Marine Le Pen condamnée en appel ? Au RN, le temps suspendu
Le chemin de croix ne fait que commencer. Presque un an s’est écoulé depuis le 31 mars 2025 et la condamnation en première instance de Marine Le Pen à cinq ans d’inéligibilité assortis d’une exécution provisoire dans l’affaire des assistants parlementaires européens du Front national (devenu Rassemblement national). Ce mardi 3 février, les réquisitions du procès en appel sont tombées : si le parquet renonce à demander l’exécution provisoire, les cinq ans d’inéligibilité, eux, sont maintenus. Et empêcheraient Marine Le Pen de se présenter à l’élection présidentielle. La décision est attendue au courant du mois de juin. Retour à la case départ pour la cheffe de file de l’extrême droite. Voilà un an déjà que le temps est suspendu. Qu’il faut préparer les esprits à une possible candidature alternative - celle de Jordan Bardella - sans pour autant enterrer l’avenir politique de Marine Le Pen.
Cette cohabitation, mise en place depuis un an, devrait rapidement trouver ses limites. Car si le Rassemblement national compte entretenir le statu quo jusqu’au mois de juin, l’échéance présidentielle, elle, se rapproche avec ce qu’elle compte de sondages, de positionnements nécessaires, d’alliances potentielles et de constructions programmatiques. Les sondages, déjà, font de Jordan Bardella le nouveau favori de l’élection, donné gagnant au second tour dans la majorité des cas. Participant ainsi à l’érosion plus ou moins consciente d’une potentielle candidature de Marine Le Pen.
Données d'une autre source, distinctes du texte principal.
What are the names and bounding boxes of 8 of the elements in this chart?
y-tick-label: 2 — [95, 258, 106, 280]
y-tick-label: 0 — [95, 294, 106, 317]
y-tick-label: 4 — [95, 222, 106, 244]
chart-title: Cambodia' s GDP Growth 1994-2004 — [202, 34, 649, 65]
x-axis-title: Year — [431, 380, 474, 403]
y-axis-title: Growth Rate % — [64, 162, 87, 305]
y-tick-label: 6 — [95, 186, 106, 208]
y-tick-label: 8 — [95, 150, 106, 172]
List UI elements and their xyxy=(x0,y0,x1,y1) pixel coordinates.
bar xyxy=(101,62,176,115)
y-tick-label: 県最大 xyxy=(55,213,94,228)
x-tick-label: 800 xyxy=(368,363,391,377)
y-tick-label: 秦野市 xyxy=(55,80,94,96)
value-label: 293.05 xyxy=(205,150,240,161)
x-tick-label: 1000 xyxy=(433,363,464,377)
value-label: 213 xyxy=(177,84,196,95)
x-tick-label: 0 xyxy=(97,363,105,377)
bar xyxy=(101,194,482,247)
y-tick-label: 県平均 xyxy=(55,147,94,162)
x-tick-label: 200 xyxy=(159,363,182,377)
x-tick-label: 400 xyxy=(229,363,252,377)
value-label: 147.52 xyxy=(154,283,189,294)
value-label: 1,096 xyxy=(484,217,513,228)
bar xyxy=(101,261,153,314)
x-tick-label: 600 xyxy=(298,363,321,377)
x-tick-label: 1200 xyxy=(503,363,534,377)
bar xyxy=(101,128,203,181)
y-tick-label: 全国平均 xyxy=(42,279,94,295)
Les positionnements, ensuite, devront se préciser au fil des mois. Or sur certains sujets, économiques ou internationaux, les deux frontistes n’affichent pas un alignement parfait. Il n’a échappé à personne, à droite, que la sensibilité plus libérale de Jordan Bardella sur le plan économique, loin de la ligne étatiste prônée par la députée du Pas-de-Calais, s’affirme de plus en plus au fil des mois. "Nous ne sommes pas des clones", aime d’ailleurs à répéter ce dernier.
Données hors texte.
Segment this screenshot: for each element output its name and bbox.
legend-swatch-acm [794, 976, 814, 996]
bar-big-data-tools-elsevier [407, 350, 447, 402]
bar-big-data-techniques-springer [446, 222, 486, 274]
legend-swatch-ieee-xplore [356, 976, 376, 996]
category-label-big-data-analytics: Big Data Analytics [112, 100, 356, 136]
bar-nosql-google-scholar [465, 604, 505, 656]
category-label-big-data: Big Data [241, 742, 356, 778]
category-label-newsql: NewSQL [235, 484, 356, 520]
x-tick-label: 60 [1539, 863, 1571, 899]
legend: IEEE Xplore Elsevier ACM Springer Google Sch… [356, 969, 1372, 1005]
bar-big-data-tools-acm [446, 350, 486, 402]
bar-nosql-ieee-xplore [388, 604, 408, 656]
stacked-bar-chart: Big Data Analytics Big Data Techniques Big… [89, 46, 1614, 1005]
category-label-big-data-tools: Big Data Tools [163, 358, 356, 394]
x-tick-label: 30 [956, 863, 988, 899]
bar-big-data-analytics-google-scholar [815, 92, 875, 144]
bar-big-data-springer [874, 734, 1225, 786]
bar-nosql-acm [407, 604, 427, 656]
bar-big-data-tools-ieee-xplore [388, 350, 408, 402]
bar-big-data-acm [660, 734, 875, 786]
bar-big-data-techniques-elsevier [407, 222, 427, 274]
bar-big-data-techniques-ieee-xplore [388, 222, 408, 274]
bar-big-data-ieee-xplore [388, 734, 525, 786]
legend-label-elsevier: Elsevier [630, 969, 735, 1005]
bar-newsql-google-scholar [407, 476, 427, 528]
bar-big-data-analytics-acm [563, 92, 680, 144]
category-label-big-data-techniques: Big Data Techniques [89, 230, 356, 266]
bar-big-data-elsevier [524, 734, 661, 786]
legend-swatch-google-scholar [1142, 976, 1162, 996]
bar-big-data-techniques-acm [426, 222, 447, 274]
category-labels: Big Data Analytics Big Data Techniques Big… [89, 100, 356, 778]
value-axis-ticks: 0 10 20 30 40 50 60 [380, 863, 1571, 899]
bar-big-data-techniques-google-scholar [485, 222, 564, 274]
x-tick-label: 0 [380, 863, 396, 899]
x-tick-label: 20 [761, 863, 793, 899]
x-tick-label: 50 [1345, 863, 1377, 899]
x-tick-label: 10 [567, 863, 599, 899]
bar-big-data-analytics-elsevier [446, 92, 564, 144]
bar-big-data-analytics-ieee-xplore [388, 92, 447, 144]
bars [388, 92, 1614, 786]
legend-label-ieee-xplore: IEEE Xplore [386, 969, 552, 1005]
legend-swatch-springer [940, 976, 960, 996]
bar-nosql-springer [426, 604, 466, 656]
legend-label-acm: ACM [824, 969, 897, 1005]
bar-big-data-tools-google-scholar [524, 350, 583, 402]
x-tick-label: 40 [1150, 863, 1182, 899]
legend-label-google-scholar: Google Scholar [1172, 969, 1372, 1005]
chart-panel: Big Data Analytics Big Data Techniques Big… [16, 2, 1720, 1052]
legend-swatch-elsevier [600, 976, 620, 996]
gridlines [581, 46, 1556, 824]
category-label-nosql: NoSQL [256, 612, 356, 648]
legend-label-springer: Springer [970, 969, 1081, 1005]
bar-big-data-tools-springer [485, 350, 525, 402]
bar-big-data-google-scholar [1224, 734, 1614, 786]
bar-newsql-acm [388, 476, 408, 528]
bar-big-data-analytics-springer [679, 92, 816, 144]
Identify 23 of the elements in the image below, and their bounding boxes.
"On a ordre de ne pas commenter"
En interne, on jurait jusqu’à présent que les deux leaders étaient "complémentaires", l’une continuant de câliner sa base électorale sur un fond de "ni droite ni gauche" et l’autre attirant à lui un écosystème plus large, plutôt issu de la droite traditionnelle. A l’heure où la droite se cherche un candidat et la Macronie un successeur, cette "complémentarité" pourrait se révéler, au mieux, artificielle, au pire, encombrante dans l’élaboration d’une stratégie de candidature. Au parti, tous ont bien conscience de l’obsolescence programmée de ce scénario à deux têtes. La preuve : le mot a été passé à tous les élus et cadres frontistes d’en dire le moins possible. "On a ordre de ne pas commenter le procès, la décision, ni ce qui pourra en découler", indique un élu.
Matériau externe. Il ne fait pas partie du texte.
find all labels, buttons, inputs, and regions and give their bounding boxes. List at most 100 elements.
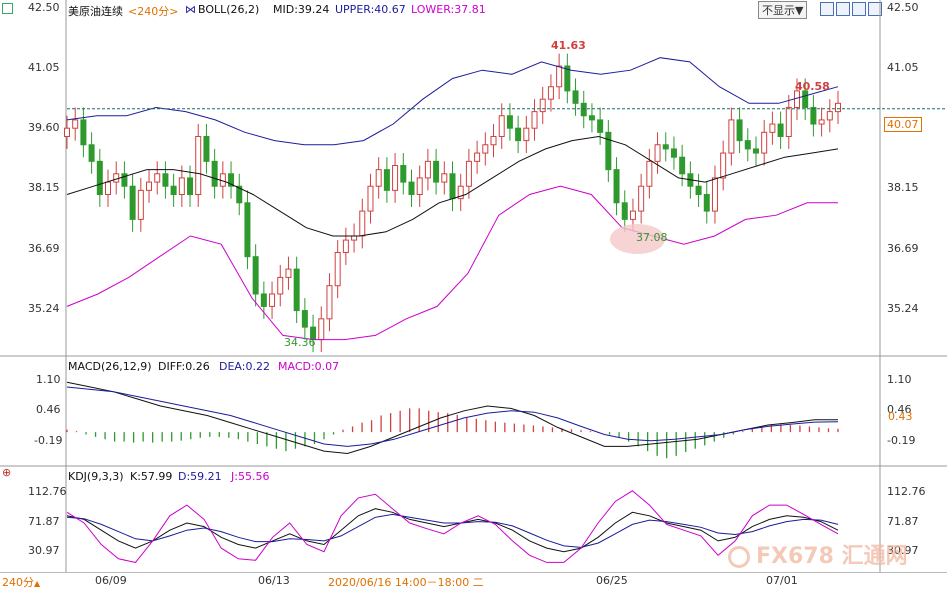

Sur les plateaux, bien sûr, la question est inévitable. Et les lieutenants marinistes louvoient comme ils peuvent. Ce mardi, invité de la matinale de TF1, le député de la Somme et proche de Marine Le Pen, Jean-Philippe Tanguy, interrogé sur le maintien de la candidature de cette dernière, s’est débattu comme il a pu : "Il y a la question de pouvoir se présenter et celle de vouloir se présenter, a-t-il assuré. Elle a toujours voulu pouvoir faire campagne dans des conditions normales, dans un rapport de vérité avec les Français. C’est elle qui décidera. Cette élection, c’est un rapport entre Marine Le Pen et les Françaises et Français, et personne ne doit s’immiscer dedans." Y compris Jordan Bardella ? "Je ne vois pas pourquoi vous mettez en cause Jordan Bardella, il s’est engagé pour Marine Le Pen, la réponse est dans cette affirmation évidente, comme nous tous il s’est engagé en politique en suivant la personnalité et le programme de Marine." Débat clos, donc.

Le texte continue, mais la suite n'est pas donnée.